As such, it’s important to show commitment from senior leadership while taking an active listening role to understand what your workforce wants to see. To help more employees get involved, establishing employee network/resource groups can make supporting DEI and ESG work an effective activity that also allows employees to connect with one another.

How can ESG and DEI strategies positively contribute to the long-term sustainability of a company and its workforce?

Today’s professionals and prospective employees place significant importance on a firm’s social impact work and sustainability efforts. ESG and DEI are more than just letters to many employees—it’s engrained in how they live and work.

Recent Robert Half research found that roughly a quarter of managers reported that the most common questions from prospective employees during interviews were about DEI and ESG programs. Young professionals are placing a keen emphasis on these values when making decisions about their career, and if a clear framework for ESG and DEI is not illuminated at a company, firms might miss out on the best talent.

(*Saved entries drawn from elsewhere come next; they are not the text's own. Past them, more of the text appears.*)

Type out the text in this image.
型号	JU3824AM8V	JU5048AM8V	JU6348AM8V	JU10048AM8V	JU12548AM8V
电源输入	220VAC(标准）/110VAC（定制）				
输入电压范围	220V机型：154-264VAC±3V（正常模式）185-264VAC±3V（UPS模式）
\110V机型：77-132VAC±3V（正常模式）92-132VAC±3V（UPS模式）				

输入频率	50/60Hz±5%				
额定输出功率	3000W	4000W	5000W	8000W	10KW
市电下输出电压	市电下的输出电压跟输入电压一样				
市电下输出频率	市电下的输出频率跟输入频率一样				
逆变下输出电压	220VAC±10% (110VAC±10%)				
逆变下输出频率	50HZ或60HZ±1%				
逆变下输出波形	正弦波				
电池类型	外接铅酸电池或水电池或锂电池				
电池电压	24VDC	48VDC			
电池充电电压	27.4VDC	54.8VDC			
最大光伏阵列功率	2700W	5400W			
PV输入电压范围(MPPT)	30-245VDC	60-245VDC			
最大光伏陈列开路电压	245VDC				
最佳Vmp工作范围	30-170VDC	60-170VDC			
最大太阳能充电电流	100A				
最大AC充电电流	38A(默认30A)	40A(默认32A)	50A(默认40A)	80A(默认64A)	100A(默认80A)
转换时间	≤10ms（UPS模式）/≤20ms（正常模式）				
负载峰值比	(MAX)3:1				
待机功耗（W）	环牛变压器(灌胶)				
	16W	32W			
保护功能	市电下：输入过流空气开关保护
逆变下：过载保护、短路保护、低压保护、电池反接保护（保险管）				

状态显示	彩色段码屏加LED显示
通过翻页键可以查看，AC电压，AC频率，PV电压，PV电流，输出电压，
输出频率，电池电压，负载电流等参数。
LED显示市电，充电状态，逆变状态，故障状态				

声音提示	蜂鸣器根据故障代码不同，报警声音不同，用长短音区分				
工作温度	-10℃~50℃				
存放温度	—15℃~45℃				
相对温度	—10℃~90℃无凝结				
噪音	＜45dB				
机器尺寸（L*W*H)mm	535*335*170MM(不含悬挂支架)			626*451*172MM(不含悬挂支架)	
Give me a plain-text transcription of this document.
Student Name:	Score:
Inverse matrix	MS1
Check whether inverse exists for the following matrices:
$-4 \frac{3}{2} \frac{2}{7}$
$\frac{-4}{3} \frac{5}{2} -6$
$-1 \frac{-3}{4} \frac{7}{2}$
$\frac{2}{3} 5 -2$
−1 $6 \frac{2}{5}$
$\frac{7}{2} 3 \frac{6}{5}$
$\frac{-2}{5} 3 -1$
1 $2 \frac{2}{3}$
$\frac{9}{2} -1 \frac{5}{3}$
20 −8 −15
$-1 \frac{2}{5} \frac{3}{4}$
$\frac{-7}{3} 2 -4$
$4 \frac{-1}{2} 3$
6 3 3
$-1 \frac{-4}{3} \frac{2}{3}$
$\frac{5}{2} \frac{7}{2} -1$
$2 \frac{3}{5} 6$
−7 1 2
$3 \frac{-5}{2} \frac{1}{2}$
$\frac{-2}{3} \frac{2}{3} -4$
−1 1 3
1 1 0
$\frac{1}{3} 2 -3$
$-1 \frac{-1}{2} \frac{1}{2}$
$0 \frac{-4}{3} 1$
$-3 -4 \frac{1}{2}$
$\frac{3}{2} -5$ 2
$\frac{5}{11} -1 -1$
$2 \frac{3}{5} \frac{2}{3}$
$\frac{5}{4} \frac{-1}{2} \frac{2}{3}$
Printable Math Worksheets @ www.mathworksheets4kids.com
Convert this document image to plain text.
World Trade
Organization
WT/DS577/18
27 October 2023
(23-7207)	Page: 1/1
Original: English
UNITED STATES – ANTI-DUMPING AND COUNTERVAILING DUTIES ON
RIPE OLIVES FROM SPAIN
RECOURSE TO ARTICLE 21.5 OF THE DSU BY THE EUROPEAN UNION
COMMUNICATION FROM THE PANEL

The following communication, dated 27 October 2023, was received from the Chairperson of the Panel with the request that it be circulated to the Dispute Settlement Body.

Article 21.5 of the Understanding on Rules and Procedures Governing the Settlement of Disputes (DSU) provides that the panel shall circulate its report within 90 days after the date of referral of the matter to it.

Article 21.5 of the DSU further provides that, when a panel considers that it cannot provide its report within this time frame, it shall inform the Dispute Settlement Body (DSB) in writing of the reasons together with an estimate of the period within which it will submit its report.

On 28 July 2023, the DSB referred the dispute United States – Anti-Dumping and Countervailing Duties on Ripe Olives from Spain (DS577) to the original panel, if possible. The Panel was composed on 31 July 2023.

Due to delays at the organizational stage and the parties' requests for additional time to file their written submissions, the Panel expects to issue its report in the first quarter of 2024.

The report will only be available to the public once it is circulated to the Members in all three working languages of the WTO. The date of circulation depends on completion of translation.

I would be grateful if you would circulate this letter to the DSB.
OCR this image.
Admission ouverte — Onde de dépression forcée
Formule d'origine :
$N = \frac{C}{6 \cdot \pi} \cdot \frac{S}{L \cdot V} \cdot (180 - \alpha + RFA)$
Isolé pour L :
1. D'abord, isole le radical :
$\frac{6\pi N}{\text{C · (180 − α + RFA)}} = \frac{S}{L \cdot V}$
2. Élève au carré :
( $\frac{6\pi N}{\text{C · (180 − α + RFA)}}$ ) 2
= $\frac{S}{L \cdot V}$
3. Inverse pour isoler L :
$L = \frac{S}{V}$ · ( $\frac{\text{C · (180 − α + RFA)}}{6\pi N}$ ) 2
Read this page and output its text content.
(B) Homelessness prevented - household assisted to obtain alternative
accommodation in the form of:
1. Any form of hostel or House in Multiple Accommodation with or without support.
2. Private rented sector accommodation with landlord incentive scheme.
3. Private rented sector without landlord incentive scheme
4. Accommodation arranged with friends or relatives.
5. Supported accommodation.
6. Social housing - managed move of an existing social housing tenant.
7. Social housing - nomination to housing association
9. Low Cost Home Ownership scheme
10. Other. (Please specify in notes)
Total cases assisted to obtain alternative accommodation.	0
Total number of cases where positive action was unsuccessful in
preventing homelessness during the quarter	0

Moreover, while attracting talent is key, retention is equally as important. As leaders, it’s our role to make sure that talent is developed and that our firms are working to recruit and retain employees to create a diverse talent pipeline that grows within the company. ESG and DEI create long-term sustainability for an organization, especially when thinking about the priorities of future generations.

What role can employee resource groups/employee network groups play in advancing ESG and DEI goals?

Employee network groups, as we refer to them at Robert Half and our subsidiary, Protiviti, were formed as grass-roots groups fully supported by leadership that organize both in-person and online events and activities to promote diversity and inclusion initiatives within the company.

ENGs have commonalities around gender, race and ethnicity, mental wellness, LGBTQIA+ and more. They are communities of connection open to all employees and offer opportunities to learn and grow. Many offer mentorship, personal and professional development, attraction of talent and community involvement. Most importantly, they provide a safe space for employees to feel a sense of belonging.

Having an executive sponsor of ENGs or leadership buy-in is important in getting these programs off the ground and maintaining their success. Within these groups, employees have opportunities to create meaningful connections and discuss ESG and DEI related issues in constructive and meaningful ways outside their usual scope of work.

Employees are a great barometer for measuring how a firm’s programs are performing. Leadership should capture feedback from these groups to get a pulse on these programs and markers of success.